Eric Brateng on 09/12/13 on 12:20 PM (Pacific Time)
While sales of T-12s have delined our staff are still finding them in place in customer facilities.
Fred Gordon on 09/12/13 on 01:09 PM (Pacific Time)
Like PSE, we're still seeing some out there, and will continue to retrofit them.   However, a pilot of anecdotal sightings don't tell us how far we are from the bottom of the barrel.  We're focusing on building the volume of other lighitng measures so when we hit bottom it won't hurt so much. 
Carrie Cobb on 09/12/13 on 02:29 PM (Pacific Time)
you are correct Eric and Fred that there are still T-12s out there (and likely will be for years). However, this research isn't looking at what is in the population: when the current Commercial Building Assessment is completed early next year, we will surely see remaining T-12s in existing buildings. In 2009 it was about 25% of floor space; since then we have seen a huge program push so the saturation should be significantly smaller.
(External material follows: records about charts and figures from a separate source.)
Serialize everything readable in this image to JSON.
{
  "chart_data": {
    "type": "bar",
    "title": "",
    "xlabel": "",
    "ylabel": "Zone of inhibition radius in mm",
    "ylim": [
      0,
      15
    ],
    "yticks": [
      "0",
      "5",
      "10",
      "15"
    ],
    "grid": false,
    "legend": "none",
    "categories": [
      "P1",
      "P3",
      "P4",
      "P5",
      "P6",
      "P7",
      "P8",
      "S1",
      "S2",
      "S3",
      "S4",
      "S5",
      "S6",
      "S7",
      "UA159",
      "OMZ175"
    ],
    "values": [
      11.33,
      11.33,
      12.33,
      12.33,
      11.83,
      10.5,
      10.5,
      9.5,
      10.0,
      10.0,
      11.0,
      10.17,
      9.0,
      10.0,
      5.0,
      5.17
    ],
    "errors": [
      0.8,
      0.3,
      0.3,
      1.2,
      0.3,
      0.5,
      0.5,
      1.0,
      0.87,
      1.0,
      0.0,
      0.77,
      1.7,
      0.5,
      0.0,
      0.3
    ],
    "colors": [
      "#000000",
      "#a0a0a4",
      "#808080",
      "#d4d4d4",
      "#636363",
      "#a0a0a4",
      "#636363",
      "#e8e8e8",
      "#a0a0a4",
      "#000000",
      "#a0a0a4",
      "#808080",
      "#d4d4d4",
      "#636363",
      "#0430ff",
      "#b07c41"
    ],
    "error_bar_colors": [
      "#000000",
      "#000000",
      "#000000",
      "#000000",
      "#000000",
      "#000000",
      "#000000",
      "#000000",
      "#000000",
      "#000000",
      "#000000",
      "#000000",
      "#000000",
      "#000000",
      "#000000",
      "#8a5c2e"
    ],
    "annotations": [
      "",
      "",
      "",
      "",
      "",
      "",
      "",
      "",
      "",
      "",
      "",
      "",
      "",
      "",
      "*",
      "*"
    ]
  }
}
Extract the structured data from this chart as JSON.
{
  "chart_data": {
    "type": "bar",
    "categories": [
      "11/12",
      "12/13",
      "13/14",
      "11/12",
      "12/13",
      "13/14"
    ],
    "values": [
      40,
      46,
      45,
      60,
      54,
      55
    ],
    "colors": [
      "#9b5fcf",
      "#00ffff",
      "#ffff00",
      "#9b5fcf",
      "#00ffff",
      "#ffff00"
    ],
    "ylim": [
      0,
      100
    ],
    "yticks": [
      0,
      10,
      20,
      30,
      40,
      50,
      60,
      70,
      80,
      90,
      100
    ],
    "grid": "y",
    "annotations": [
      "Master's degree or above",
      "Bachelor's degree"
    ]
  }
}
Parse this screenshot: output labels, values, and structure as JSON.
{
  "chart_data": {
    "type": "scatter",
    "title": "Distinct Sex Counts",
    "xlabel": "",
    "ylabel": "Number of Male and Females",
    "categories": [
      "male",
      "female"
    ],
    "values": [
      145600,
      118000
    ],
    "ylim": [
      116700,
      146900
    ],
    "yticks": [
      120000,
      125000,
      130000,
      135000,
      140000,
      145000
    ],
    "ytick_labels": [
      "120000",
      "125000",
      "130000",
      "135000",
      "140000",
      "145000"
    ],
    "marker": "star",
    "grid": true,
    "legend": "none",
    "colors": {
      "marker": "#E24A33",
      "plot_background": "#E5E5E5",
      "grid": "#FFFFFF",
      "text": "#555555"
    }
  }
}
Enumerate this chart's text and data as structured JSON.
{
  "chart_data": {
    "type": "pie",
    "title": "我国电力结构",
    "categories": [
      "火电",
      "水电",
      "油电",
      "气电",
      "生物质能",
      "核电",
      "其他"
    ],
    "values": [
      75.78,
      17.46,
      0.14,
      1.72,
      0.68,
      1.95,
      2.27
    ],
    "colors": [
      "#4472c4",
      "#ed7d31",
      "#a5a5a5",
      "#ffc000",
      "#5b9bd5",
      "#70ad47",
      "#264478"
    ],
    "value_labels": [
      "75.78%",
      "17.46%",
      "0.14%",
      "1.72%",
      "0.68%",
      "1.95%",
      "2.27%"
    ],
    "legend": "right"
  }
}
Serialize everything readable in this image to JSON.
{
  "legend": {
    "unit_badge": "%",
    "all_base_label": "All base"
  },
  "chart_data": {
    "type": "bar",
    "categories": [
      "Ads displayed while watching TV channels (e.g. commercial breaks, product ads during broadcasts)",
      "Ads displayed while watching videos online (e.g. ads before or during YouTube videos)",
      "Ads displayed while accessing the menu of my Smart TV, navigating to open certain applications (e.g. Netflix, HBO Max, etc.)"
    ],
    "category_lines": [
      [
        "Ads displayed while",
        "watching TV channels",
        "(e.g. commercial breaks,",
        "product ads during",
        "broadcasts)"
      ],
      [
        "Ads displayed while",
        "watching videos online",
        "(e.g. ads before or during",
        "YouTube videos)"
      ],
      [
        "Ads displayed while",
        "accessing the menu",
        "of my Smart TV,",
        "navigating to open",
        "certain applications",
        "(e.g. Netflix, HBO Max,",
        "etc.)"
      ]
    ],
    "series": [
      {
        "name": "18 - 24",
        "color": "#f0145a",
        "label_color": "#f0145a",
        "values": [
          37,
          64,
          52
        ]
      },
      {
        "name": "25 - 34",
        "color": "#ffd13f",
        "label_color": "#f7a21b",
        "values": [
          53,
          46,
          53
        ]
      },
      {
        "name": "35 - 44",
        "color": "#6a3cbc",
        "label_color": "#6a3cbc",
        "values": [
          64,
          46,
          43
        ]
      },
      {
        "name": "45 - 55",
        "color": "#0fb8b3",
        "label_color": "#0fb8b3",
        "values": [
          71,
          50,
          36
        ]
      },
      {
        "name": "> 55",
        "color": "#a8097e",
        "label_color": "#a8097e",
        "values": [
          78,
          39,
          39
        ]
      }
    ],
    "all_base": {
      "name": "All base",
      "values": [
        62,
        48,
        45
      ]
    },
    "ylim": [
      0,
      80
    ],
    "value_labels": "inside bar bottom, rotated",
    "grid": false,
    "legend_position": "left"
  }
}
For existing T-12s, what these data do show is that the T-12 lamp sales are collapsing making these systems  challenging and very expensive to maintain.  The federal standard is moving T-12 lamps out of the market and there are very few ballast sales (and will be no ballast sales next year I believe from another federal standard). Therefore, there are strong market forces outside of our programs to upgrade these systems, which is why we are moving to a current-practice baseline, so that we do not pay for those savings happening due to the federal standard and market forces.